Fenway Park will join Los Angeles and Myrtle Beach as sites for new bowl games in 2020, which marks the start of the NCAA’s new bowl cycle.

Oh yeah, I totally forgot about the LA and Myrtle Beach bowls. Anyway, a few quick thoughts on this:

The immediate reaction on Twitter dot com was “lol who wants to go to Boston in December this is dumb.” I don’t think that’s an unreasonable take, and I’ve been told that one of the reasons a bowl game in Chicago at Wrigley Field didn’t happen, even though it seemed very close last season, was that leaders from Big Ten schools didn’t want to deal with an end of season game in Chicago (Big Ten officials and the Cubs wanted the game). I live here. I get it. All I want to do in late December is hibernate in my basement and look up real estate in Texas.

But we have bowl games in Detroit and Boise and New York already. It snows sometimes in El Paso, Nashville, and Annapolis. A football game in the 30s and 40s still counts, and a game played in that climate isn’t necessarily doomed to fail.

It’s probably true that attendance will be modest, but I think that has more to do with the fact that this bowl game is probably going to feature a 6-6 Pitt team against 7-5 SMU, rather than the location. Most bowl games struggle with attendance…their commercial value is as TV properties. A game that doesn’t matter between two teams that aren’t very good isn’t going to be a hot ticket in Boston, Miami, Qatar, The Moon, etc.
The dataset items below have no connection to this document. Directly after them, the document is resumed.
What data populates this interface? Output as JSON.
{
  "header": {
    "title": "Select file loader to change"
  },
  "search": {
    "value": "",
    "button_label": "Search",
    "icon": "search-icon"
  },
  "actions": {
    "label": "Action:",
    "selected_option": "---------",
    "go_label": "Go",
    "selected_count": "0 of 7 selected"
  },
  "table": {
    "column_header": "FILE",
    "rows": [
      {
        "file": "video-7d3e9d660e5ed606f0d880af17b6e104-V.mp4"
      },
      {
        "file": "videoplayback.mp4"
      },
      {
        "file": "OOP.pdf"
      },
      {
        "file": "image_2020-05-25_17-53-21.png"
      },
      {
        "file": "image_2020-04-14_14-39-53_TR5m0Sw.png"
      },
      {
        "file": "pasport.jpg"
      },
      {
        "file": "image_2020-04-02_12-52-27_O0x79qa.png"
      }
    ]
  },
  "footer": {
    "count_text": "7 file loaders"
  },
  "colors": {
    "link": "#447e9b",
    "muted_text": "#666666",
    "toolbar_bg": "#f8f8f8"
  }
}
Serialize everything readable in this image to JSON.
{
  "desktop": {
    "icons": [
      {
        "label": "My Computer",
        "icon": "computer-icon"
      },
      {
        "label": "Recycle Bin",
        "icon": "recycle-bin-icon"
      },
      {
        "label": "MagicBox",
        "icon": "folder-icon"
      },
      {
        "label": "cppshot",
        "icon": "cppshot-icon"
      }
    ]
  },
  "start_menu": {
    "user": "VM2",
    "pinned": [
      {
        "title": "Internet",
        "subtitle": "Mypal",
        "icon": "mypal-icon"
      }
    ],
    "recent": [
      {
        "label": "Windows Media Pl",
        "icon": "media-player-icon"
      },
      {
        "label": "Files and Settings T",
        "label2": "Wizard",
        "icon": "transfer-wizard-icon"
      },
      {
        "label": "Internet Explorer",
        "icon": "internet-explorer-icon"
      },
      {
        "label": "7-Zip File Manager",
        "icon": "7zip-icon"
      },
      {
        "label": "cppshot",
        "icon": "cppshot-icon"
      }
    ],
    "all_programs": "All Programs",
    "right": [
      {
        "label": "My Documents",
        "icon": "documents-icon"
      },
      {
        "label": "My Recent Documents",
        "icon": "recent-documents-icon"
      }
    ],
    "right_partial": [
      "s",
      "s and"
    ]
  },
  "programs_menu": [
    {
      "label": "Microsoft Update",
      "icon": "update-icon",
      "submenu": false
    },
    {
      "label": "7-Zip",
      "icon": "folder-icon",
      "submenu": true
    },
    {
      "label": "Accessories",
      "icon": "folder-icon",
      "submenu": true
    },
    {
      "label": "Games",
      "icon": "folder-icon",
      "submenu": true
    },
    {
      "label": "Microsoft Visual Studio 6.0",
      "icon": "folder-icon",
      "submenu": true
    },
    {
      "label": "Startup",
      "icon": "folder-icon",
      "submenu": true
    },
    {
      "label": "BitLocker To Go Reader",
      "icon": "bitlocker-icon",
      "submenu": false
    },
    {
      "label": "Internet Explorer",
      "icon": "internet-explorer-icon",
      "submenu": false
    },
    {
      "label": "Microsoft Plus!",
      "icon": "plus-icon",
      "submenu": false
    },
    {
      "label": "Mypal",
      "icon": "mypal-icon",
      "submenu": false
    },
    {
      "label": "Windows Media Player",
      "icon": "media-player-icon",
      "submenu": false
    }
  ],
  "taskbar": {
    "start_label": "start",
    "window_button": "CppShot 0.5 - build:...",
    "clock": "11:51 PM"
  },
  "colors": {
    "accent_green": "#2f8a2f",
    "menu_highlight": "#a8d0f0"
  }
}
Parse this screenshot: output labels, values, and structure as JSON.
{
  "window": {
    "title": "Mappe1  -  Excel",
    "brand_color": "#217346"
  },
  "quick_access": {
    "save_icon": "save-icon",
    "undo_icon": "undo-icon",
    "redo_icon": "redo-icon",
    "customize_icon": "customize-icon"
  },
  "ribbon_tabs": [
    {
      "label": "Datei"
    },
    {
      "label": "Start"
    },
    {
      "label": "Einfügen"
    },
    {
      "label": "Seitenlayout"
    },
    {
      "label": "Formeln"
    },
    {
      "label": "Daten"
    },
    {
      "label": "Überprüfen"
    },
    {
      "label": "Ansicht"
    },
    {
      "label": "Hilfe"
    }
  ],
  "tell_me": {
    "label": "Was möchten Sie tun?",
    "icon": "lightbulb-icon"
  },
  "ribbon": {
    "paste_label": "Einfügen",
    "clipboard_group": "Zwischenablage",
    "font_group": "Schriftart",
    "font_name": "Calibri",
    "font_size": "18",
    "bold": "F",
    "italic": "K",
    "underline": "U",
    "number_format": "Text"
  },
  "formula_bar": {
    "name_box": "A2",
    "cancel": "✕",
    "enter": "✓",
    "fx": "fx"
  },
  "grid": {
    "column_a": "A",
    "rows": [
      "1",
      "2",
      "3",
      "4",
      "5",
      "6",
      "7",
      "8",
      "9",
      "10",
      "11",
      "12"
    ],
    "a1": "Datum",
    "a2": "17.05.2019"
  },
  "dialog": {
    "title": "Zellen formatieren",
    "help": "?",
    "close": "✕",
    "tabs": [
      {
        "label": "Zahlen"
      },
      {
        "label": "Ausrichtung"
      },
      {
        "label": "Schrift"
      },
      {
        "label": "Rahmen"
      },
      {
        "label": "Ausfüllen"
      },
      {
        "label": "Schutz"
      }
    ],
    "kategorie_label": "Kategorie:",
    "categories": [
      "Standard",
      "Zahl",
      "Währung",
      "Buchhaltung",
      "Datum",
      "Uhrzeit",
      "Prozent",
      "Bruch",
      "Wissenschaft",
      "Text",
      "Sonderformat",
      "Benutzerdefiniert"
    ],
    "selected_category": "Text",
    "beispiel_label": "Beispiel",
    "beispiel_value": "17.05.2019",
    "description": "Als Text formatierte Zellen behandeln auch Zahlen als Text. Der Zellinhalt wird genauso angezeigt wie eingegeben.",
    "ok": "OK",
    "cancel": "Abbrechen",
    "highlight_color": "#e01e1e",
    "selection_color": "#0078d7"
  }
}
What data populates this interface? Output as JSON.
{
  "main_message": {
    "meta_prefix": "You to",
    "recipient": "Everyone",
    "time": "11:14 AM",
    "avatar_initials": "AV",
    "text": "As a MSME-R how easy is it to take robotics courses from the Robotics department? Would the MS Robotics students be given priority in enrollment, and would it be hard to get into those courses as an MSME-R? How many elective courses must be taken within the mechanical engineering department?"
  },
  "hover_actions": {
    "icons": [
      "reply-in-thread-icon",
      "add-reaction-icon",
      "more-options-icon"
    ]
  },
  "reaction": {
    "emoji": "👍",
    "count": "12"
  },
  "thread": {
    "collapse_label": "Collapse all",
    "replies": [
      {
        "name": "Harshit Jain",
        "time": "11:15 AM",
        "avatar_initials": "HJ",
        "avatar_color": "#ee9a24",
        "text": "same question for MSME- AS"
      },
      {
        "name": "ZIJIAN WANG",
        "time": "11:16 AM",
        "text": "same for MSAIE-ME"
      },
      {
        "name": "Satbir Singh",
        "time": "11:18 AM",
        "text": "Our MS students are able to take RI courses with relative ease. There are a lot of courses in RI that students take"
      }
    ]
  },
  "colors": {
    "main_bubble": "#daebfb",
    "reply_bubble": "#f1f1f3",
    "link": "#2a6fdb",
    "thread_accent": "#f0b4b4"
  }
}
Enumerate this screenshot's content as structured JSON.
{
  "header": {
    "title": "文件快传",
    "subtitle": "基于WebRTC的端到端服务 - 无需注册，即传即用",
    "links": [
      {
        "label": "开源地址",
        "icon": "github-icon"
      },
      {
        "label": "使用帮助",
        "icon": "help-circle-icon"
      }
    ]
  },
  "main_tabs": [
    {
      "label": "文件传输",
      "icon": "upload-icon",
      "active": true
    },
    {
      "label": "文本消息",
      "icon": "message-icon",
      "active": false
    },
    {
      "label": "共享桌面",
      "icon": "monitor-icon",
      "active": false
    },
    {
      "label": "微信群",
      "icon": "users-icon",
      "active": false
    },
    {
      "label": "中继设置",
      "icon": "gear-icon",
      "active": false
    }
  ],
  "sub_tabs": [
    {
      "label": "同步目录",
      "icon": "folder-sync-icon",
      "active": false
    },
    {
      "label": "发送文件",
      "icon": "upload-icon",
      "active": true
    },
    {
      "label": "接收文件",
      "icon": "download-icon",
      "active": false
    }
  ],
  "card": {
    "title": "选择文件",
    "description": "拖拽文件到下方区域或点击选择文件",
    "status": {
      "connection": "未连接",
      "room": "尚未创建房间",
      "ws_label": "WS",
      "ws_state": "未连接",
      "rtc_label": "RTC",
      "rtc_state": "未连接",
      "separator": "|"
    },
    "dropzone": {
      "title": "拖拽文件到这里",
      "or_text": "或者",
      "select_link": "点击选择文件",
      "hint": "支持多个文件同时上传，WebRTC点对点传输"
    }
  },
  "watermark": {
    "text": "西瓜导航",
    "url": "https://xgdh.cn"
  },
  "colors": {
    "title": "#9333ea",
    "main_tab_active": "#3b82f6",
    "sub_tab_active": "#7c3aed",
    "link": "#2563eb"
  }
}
I will say this, as a son of the Midwest. There is something spiritually appealing about dragging a warm weather team up to the snow to face the hardened warriors of the Big Ten, since just about every bowl game is played outside of the Big Ten’s footprint. Watching Wisconsin kick the tar out of a disinterested Miami team in New York is pretty fun, if you happen to be a biased midwesterner. And I am. Regional pride is like, three quarters of the entire point of college football.

I’m not sure we’ll get that matchup here in the Boston Bowl (Bean Bowl? Chowder Bowl? Fenway Bowl? Horrific Sports Talk Radio Bowl? Idk). It’s cool to see a P5 vs G5 bowl matchup, but the underdog dynamic loses some luster if the southern team is the G5 squad. Temple waxing a meh NC State team? Maybe kinda interesting. Pitt playing East Carolina? Less interesting. Perpetual Boston College/Temple matchups? BOR-ING.

Even if this particular bowl game is boring, don’t complain that we have too many bowls. People have been doing that since bowl games existed, essentially. Lets close with the sage words of Grantland Rice:

I’m not in agreement with the general verdict that we have too many bowl games. Why not? Football isn’t that serious, the players want the trip—the diversion.

When in doubt, let’s remember. It’s football. It ain’t that serious.